Zucchini Roasted Pepper Stuffed Chicken
15
Minutes
Prep Time
35
Minutes
Cooking Time
50
Minutes
Total Time
8
Serves Servings
Video Recipe Below:
Ingredients
- 8 Slices Harvest Fresh Zucchini Veggie Sheets
- 8 Chicken Cutlets, sliced thin
- 8 Slices Roasted peppers, packed in water
- 8 Slices Provolone Cheese, Sliced in half
- 8 Slices Prosciutto
- ½ Cup Breadcrumbs, Italian Seasoned
- 1 Lemon, juice
- 1 Tbsp. Olive Oil
- Black pepper, pinch
Directions
- Preheat oven at 425 degrees.
- In a bowl, add lemon juice, olive oil, and pepper.

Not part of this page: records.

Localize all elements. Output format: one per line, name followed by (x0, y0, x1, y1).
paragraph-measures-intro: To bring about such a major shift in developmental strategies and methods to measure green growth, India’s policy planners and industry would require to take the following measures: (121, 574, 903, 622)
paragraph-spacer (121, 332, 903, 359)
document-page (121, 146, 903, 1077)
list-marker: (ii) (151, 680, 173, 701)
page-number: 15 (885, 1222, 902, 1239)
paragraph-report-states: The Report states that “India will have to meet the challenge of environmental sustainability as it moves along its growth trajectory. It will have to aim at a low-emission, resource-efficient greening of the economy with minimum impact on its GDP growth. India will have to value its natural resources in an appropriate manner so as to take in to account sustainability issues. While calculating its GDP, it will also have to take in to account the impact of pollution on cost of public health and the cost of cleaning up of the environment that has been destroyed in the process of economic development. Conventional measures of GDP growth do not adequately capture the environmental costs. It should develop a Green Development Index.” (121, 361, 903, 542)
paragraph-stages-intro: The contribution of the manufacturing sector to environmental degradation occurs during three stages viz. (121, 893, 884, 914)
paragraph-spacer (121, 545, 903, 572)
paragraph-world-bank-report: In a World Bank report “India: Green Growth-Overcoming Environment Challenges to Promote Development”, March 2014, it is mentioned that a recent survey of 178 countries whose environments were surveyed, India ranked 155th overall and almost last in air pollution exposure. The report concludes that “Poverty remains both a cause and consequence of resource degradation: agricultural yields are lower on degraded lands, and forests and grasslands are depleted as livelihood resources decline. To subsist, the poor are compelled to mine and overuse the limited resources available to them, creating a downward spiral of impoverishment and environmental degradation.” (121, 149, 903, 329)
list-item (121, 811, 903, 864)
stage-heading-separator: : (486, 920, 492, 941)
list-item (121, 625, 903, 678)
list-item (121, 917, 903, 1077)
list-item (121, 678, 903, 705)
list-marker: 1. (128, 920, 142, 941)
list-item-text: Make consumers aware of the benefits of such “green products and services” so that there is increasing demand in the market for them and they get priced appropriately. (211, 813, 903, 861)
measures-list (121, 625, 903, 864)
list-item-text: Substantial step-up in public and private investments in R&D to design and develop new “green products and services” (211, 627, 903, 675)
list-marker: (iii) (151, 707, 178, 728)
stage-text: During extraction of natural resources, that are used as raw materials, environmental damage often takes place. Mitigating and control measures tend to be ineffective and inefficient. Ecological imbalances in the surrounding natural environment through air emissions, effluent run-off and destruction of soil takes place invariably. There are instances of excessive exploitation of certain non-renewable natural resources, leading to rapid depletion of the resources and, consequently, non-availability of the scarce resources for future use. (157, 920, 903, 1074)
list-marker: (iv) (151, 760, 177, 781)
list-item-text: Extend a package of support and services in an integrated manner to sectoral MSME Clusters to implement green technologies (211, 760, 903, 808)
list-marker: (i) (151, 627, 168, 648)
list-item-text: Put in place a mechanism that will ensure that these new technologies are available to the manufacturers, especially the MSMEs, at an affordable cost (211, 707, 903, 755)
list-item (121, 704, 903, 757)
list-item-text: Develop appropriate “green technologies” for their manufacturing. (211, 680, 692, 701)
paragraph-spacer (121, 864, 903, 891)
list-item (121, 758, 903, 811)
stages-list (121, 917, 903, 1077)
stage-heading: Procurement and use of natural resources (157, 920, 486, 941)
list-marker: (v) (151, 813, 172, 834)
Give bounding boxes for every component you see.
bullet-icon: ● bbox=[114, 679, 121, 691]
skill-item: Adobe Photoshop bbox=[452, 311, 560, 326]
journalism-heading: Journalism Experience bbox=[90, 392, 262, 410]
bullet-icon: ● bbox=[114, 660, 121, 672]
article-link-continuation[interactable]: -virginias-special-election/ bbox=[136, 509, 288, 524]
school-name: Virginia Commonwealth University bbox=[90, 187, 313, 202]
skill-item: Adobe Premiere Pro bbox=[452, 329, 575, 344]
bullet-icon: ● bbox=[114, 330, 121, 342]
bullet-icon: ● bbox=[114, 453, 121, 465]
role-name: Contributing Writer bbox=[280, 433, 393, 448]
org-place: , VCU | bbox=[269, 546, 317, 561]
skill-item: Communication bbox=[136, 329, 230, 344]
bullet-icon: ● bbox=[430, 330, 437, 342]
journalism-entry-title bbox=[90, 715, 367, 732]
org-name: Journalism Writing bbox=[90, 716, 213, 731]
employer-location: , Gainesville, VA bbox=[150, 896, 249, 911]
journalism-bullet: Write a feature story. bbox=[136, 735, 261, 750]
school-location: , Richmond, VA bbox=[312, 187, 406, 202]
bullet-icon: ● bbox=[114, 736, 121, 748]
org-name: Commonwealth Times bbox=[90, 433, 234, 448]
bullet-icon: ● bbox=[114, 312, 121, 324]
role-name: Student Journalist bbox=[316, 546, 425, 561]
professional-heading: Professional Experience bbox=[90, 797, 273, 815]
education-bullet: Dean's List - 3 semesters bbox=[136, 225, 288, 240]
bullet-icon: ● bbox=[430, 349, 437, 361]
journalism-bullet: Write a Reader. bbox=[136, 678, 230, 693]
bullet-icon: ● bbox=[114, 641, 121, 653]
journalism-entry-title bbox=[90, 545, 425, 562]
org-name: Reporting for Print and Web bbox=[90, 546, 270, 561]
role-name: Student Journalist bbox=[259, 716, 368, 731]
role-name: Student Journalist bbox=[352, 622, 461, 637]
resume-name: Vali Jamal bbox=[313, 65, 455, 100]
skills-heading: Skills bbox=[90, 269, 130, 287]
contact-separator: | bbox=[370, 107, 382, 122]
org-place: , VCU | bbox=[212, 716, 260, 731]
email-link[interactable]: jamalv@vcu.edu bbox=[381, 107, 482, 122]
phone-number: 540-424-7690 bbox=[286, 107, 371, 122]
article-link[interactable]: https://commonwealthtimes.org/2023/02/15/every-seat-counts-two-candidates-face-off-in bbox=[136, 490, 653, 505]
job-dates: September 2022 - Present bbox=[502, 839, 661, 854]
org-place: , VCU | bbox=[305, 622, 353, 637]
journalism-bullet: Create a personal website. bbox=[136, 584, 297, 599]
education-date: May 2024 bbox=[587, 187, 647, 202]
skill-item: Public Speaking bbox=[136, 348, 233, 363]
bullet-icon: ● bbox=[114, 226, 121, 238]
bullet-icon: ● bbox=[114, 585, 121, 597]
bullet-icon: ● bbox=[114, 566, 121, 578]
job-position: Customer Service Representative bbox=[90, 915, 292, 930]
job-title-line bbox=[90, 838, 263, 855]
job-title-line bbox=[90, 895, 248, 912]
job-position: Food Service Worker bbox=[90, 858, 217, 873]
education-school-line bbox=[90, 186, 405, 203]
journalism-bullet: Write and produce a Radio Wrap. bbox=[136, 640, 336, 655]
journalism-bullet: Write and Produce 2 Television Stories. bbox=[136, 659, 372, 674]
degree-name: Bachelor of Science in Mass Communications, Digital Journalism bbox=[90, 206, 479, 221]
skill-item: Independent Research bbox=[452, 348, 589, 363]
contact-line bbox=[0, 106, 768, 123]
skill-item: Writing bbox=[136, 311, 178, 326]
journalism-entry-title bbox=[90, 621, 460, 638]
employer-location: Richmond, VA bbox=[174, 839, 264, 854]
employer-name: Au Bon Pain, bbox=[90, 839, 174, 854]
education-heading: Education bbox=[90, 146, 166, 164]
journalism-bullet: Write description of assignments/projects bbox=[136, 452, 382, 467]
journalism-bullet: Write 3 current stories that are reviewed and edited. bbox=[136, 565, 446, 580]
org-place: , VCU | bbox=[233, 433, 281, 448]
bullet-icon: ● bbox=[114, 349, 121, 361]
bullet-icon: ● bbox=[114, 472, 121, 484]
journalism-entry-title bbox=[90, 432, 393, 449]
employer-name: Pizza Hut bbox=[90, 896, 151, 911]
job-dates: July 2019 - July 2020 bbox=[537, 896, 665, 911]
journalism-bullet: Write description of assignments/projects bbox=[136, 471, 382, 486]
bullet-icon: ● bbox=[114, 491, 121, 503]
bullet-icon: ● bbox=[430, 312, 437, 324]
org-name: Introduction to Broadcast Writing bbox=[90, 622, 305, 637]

- Lay chicken cutlet flat on a plate, add 1 slice Prosciutto, 2 slices provolone cheese, 1 slice roasted pepper, 1 Zucchini Veggie Sheet, then roll up, seam side down. Repeat for each Chicken Cutlet.
- Dip Chicken roll into Lemon Juice mixture, then cover with breadcrumbs, until fully breaded. Repeat for each.
- On a lightly sprayed baking sheet, add stuffed chicken cutlets, bake for 35 minutes, until cooked and golden brown.